May and Valery - Creativity
This week's reading encompassed notions of creativity relative to limitations, boundaries, form and chaos. The material also covered the elements that fuel and motivate the creative response. Rollo May suggests that the creative act is the process of making order out of disorder within the structure of limits and boundaries. Valery covered a lot of thoughtful insights that run parallel with many of the previous authors. However, he deconstructed the questioning mind in such a way that resonated deeply with my artistic beliefs. May and Valery affirm my beliefs that creativity is a recurring process that gives meaning to our world, and that mystery is the driver. More specifically, we can use May’s and Valery’s writing to illustrate that creativity is activated by limits, that it creates meaning for our experiences, and that questions and the unknown are the primary motivators of the creative spark.

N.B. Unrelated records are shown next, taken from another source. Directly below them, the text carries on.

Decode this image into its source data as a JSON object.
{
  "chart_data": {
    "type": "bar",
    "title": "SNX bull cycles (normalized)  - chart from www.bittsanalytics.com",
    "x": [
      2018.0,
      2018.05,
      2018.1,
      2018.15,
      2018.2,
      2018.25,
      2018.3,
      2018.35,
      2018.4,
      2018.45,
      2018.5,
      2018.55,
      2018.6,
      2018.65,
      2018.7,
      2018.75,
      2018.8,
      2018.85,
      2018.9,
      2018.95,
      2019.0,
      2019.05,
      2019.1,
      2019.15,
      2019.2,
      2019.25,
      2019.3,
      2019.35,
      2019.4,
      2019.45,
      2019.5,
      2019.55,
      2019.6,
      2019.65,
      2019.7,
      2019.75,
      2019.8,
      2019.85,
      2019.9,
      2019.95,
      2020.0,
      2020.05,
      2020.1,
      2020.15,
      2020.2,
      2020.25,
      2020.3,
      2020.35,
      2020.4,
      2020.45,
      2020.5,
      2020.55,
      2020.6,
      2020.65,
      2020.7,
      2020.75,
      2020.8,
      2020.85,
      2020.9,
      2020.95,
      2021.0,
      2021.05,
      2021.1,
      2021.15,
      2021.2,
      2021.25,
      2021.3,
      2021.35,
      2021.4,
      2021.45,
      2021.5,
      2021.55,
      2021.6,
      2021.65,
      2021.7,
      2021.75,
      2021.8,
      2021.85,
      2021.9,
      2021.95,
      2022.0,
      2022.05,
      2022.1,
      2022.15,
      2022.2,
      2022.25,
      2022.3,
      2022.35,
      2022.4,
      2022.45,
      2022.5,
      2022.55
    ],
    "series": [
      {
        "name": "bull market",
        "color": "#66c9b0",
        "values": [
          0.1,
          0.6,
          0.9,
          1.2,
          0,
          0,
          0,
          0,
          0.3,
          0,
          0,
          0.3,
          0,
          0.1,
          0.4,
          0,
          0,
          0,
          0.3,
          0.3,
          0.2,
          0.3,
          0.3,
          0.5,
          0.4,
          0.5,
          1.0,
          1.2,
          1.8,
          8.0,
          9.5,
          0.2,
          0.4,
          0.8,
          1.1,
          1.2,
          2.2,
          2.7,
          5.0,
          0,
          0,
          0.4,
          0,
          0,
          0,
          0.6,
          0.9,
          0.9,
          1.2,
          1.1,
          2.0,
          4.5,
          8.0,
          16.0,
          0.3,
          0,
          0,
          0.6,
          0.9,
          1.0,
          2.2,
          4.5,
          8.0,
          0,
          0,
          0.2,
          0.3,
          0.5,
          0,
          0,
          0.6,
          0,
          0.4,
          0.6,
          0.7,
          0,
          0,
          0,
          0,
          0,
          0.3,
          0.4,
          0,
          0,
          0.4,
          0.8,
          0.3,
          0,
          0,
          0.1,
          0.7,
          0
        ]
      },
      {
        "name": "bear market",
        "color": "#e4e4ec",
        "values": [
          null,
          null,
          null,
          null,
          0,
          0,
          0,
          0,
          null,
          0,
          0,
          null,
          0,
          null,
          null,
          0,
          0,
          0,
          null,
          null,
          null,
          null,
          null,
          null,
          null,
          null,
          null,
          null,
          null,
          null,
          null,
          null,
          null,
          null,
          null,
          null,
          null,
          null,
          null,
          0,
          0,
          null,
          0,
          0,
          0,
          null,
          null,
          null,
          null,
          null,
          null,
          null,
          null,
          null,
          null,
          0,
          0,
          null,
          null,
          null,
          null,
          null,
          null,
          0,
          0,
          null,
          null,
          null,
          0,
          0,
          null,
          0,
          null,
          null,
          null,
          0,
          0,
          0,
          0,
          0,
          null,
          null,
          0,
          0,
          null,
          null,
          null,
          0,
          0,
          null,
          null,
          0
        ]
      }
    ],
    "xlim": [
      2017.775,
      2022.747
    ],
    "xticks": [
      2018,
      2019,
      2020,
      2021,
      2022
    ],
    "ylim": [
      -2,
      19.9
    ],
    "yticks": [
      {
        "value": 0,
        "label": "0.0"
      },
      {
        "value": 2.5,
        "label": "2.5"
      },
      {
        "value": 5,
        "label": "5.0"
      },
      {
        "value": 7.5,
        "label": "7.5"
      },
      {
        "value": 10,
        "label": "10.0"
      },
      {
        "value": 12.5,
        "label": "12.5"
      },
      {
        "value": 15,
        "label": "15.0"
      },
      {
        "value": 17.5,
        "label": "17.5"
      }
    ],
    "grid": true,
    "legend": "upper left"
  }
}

May writes about the limits imposed on us by life. More specifically, he identifies our death, our intelligence, and the circumstances of our lives as limits (113). He writes, “Conflict presupposes limits, and the struggle with limits is actually the source of creative productions” (114). Valery might appreciate this notion illustrated in economic terms. That is, economics is the distribution of limited resources against unlimited wants and desires. Like Valery, I use an economic term due to its simplicity and understandability. People simply want more than they can have, and the limitation of resources forces them to make decisions. The decisions forces cognitive thought and creative aspects engage to form meaning within the limits of our understanding.
The notion of limits is furthered through the discussion of form. May writes, “Form provides the essential boundaries and structure for the creative act” (117). He furthers it with, “This line limits the content. It says what space is within the picture and what is outside-it is a pure limiting to that particular form” (117). My chosen field is photography. My form is the frame. Whatever I wish to convey, I must take a three-dimensional world and translate it to a two-dimensional plane that fits within the boundary of the frame. The frame is the main limiting factor. However, creativity gives me options that work within the frame. I can imply depth and space through leading lines. Partial objects are unfinished gestalts that are completed by the viewer. I can imply time through long exposures or determine the sharpness of a background with the aperture. I can lower angles and perspectives to give the feel of a child’s view. Boundaries limit what can physically be in the image, and creativity expands the tools and ideas of what can be conveyed.
May writes to the formation of meaning through creativity and imagination. He writes, “They [people] are struggling with their world – to make sense out of nonsense, meaning out of chaos, coherence out of conflict” (125). May writes that people do this through imagination and by constructing new forms and relationships with their world (125). May summarizes that passion for form is a way of making meaning in life, and that imagination is the key function that participates in the formation of reality (133). Finally, he writes, “Creativity is thus involved in our every experience as we try to make meaning in our self-world relationship” (133). May believes that an incomplete gestalt forms whenever we encounter something we do not understand (131). Our minds, however, automatically complete the gestalt through the use of imagination and creativity. May emphasizes that creativity is used to form meaning in our everyday world with everyday encounters. This suggests creativity is used for all types of encounters and repeatedly throughout the day. It suggests our minds are not completing one gestalt, but they are continually forming and reforming gestalts to better understand our relationship with the world.
Valery’s writing speaks to the questioning mind. May might consider that Valery is speaking to the mind that is intentionally creating unfinished gestalts in the search for understanding. Valery writes, “When the mind is in question, everything is in question” (105). Further, he states that when the mind is in question, things are in disorder, and disorder is the mind’s fertility (105). He writes, “… fertility depends on the unexpected rather than expected, depends rather on what we do not know … [rather] than what we know” (105). Valery articulates two thoughts that are personal to me. It is my position that “I do not know” is the single most powerful statement we can say to ourselves. It enables us to be imperfect and to question our environment. Another personal deep believe is that mystery and secrets are what draws the viewer into imagery. Mystery is a thing not revealed. A secret is a thing revealed, but not shared. Valery and May summarize that questioning one’s environment opens the view to the unknown. By our very nature, the unknown forms incomplete gestalts that engage the imagination (the search) and creativity, the meaning formed within our limits. Valery wrote extensively to the creative process. However, the described notions run deep with me and Valery gave me better words to understand it.
May’s book has proved to be most excellent. Valery’s work was informationally dense and the ending statements are worth their weight in gold. Both authors affirm and expanded my notions of creativity. Limits create boundaries, both physical and psychological, that form boundaries. Boundaries force the use of imagination, and creativity provides interpretation and meaning. Questioning our environment intentionally forms incomplete gestalts that prompt the imagination. It would seem that creative minds are drawn to the unknown, or mystery, and that a powerful way to engage creativity is to simply ask a question.
Works Cited
May, Rollo. The Courage to Create. New York: W.W. Norton & Company. 1975. 11-54. Print.
Valery, Paul. “The Course in Poetics: First Lesson.” The Creative Process: A Symposium. Ed. Brewster Ghislen. Berkeley: University of California Press. 1985. 92-105. Print.